Mastercard to Expand Farm Pass Programme Across APAC

Mastercard to Expand Farm Pass Programme Across APAC

by November 2, 2022

Mastercard announced today at the Singapore Fintech Festival that it would expand its Farm Pass digital platform across the Asia Pacific region. The expansion will build on the success of the Farm Pass platform in India, where it has helped smallholder farmers connect to vital services and markets. 

The firm is on track to connect 30 million people globally, including 15 million in Asia Pacific, with its Community Pass services, of which Farm Pass is a part over the next five years.

The expansion of the Farm Pass platform is part of Mastercard’s commitment to supporting smallholder farmers in the Asia Pacific region.

The Farm Pass platform addresses farmers’ most pressing needs: to get digital, get paid, and get capital, giving them greater leverage in the agricultural value chain. Importantly, Farm Pass isn’t an aid program or philanthropy—rather, it enables farmers to be properly paid.

How Mastercard Farm Pass works

Farm Pass addresses both the hurdles hindering digitisation of rural communities and the economic hardships faced by farmers in many parts of the world.

Ari Sarker

Ari Sarker

“While technology has brought profound benefits to much of the world, digitally excluded people in remote communities, like most farmers, face unique challenges in breaking the cycle of poverty.

 

Too often, smallholder farmers’ profits are at the mercy of forces outside their control, making them price takers rather than price makers,”

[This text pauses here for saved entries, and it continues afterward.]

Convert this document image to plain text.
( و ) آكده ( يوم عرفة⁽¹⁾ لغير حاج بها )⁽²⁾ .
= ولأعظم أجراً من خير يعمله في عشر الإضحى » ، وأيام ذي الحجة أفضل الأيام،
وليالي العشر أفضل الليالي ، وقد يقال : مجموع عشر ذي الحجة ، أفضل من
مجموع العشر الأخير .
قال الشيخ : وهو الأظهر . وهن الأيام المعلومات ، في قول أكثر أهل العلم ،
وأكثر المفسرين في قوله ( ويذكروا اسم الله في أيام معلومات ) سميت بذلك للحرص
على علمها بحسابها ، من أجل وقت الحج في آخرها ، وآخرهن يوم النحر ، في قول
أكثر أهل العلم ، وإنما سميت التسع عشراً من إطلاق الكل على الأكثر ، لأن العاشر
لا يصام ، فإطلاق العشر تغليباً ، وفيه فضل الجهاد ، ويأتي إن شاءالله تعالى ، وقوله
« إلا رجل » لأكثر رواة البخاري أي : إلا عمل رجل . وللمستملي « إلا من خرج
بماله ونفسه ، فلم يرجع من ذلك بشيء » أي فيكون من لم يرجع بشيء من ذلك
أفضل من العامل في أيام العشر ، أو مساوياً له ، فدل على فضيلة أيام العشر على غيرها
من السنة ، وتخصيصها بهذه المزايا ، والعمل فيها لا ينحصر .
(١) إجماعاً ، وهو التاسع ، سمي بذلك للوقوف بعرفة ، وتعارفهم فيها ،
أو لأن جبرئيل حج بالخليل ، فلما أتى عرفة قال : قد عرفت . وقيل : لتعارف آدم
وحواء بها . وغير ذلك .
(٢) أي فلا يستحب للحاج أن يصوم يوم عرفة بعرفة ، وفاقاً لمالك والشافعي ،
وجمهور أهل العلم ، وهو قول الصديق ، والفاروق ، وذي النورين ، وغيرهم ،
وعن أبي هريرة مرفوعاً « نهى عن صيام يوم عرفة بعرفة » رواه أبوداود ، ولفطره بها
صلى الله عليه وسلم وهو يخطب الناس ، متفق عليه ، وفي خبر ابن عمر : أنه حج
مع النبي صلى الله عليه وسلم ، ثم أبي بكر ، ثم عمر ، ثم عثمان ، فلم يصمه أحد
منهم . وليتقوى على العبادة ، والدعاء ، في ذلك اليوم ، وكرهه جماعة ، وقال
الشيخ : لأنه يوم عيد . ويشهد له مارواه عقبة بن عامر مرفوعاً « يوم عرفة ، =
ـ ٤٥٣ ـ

said Ari Sarker, President, Asia Pacific, Mastercard.

The key benefits of Mastercard Farm Pass are financial inclusion, inclusive growth, higher income, convenience, transparency, operational efficiencies, and trust, as well as transparency which allows stronger ties between agri-sector partners and greater visibility of produce.

The Farm Pass ecosystem works both online and offline, enabled by internet agnostic technology and a network of agents who meet farmers in person and connect them to the platform on their behalf. This way, farmers do not need to own a smartphone, pay for data, or be digitally literate in order to participate in the programme.

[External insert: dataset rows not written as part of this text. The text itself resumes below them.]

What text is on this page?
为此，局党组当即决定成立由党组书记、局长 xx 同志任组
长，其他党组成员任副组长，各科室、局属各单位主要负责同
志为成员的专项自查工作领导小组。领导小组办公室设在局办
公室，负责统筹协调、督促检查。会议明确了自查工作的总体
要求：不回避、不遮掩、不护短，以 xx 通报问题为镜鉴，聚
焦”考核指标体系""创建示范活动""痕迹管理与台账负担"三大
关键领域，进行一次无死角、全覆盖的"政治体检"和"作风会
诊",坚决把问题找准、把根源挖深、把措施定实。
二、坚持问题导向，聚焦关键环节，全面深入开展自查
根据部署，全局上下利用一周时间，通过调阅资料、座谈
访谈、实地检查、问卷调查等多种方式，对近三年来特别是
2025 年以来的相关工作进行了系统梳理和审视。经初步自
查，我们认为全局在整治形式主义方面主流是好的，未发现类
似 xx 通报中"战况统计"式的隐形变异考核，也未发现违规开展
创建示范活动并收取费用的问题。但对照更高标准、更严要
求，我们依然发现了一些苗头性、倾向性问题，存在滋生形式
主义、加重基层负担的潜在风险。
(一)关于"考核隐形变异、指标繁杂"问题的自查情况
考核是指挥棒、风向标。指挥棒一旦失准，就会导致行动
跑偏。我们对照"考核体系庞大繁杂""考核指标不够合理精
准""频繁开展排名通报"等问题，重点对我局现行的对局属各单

The success of the programme in India has benefited two million farmers. Adding on to the success, Mastercard also announced a new collaboration with Bayer CropScience and Rabo Partnerships, a subsidiary of the Rabobank Group.

The firms will introduce a new programme that is unique in India, combining Bayer’s digital advisory services for smallholder farmers with Mastercard’s Farm Pass digital platform.

Rabo Partnerships will be providing accessible financial services to farmers to improve their credit score, via credit analytics and product development within partner financial institutions. The programme’s goal is to benefit smallholder farmers in India by enabling them to gain easier access to formal financial services, and plans to achieve this over the next five years.

Farm Pass is just one of the services offered under Mastercard’s Community Pass portfolio, an interoperable digital platform that connects even the most remote communities digitally to service providers such as governments, NGOs, healthcare providers, schools, and the private sector.